After doing that, the window will resize to show the important information.

Looking at the graph, it can be seen that the line of best fit is not close to any of the provided data points.

d In Part A the equation for the line of best fit was found.

$y=0.14x+9.43 $

In this equation, the slope is $0.14$ and the $y-$intercept is $9.43.$ - The slope indicates that after every exercise, the next one takes about an additional $0.14$ minutes to complete.
- The $y-$intercept indicates that the minimum time to complete an exercise is about $9.43$ minutes.

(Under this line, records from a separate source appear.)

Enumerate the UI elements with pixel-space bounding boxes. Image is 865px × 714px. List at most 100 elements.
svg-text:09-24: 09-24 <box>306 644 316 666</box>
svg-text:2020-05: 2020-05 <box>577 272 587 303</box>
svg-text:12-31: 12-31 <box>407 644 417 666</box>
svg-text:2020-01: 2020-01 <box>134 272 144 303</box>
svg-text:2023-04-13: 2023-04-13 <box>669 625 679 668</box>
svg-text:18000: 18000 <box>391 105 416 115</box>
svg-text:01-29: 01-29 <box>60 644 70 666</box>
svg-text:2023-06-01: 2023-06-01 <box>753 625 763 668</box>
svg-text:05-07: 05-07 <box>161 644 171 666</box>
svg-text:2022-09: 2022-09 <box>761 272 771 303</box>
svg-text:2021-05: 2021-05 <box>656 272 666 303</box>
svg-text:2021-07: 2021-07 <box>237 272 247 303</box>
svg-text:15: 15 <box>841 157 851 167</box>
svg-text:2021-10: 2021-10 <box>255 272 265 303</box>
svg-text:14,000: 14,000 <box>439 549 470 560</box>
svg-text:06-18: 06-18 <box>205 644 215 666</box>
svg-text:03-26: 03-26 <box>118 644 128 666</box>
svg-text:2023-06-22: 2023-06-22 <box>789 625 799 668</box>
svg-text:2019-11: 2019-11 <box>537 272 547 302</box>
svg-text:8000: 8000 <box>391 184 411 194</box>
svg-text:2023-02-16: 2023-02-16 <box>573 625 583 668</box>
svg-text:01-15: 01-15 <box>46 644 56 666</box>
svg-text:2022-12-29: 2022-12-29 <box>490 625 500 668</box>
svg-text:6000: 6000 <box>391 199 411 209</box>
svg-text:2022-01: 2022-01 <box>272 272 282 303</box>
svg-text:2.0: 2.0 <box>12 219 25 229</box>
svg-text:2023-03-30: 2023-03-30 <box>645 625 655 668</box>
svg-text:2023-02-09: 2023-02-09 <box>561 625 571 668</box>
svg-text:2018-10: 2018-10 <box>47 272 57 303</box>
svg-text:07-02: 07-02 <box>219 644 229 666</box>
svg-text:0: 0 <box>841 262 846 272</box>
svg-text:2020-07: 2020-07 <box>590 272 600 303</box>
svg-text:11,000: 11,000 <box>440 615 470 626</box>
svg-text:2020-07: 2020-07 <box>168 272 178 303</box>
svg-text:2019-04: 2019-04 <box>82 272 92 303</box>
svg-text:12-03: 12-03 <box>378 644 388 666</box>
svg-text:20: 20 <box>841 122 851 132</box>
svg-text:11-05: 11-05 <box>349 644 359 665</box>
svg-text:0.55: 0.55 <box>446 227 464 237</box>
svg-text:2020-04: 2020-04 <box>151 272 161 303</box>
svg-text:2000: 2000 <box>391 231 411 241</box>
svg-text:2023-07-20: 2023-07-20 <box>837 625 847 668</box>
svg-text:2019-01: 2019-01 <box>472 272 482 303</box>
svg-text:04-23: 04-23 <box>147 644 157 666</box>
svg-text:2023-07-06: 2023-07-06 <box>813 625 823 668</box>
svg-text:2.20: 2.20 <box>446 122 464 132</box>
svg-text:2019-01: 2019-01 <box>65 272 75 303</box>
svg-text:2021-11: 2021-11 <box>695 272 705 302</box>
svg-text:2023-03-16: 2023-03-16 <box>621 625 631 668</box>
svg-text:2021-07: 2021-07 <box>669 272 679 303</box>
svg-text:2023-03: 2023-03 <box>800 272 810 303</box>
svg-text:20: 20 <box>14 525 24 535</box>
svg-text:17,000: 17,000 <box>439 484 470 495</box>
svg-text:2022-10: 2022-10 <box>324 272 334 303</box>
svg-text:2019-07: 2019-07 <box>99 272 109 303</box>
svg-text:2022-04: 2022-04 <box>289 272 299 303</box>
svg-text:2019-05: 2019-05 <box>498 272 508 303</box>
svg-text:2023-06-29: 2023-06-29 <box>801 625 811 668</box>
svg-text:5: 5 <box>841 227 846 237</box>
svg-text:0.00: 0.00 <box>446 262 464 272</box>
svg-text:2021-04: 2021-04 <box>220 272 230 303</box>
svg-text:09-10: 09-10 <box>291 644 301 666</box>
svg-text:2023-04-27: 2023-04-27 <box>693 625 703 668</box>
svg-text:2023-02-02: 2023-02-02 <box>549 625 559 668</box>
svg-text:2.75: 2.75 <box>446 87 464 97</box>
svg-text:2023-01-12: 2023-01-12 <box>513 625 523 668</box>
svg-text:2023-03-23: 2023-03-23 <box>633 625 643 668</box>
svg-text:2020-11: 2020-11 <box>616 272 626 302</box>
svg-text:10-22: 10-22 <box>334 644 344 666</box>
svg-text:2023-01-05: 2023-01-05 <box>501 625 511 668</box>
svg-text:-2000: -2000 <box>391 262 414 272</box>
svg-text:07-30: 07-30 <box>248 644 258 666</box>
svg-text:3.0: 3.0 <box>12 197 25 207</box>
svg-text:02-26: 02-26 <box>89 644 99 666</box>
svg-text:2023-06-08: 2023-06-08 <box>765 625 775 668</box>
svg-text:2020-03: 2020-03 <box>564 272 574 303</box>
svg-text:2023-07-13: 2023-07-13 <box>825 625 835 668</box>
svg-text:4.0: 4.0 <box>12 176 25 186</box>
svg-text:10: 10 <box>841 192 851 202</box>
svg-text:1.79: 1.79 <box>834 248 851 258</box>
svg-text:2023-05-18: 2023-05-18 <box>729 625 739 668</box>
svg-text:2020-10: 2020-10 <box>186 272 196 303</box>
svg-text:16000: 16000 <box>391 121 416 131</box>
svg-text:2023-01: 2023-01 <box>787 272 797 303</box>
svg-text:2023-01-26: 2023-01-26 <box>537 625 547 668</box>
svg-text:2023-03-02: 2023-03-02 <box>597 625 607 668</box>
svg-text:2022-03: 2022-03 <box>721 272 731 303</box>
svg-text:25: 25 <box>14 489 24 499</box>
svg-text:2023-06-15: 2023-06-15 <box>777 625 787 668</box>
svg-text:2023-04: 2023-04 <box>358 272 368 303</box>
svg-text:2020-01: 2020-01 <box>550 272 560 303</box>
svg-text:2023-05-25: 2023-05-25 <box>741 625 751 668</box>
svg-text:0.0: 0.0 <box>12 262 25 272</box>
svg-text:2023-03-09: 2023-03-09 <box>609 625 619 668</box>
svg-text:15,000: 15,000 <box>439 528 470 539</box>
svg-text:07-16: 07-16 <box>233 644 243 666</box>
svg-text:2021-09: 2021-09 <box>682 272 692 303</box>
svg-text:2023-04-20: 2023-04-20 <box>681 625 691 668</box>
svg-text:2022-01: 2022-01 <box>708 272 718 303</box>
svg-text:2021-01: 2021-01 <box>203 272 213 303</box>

From Part C it can be noted that the line is not representative of the given data points. This means that these measures do not reflect the reality of the exercises.

e A graphing calculator can also be used to make predictions. To do so, first the window size should be changed to fit the prediction value of $x=8.$ To change the window size, press $WINDOW .$

Then, to find the value of $y$ when $x=8,$ press $CALC $ ($2ND $ and $TRACE ).$ Then press $ENTER $ to insert the value of $8$ for $x.$ Finally, press $ENTER $ again.

The value of $y$ when $x=8$ is about $10.57.$ This means that Davontay will finish the eighth exercise in less than $11$ minutes. Since none of the given data values are really close to the line of best fit and the data is not correlated, it can be said that this is a not good approximation for the actual value.

$y=0.14x+9.43$

Solve for $y$

$y=10.55$

In this lesson it was shown how to find the line of best fit for data sets and how to make predictions using these lines. Considering the examples discussed throughout the lesson, it is possible to make two conclusions.

- The lines of best fit are good to make predictions
*only if*the data have a linear correlation. - The stronger the correlation is, the more accurate the predictions are expected to be.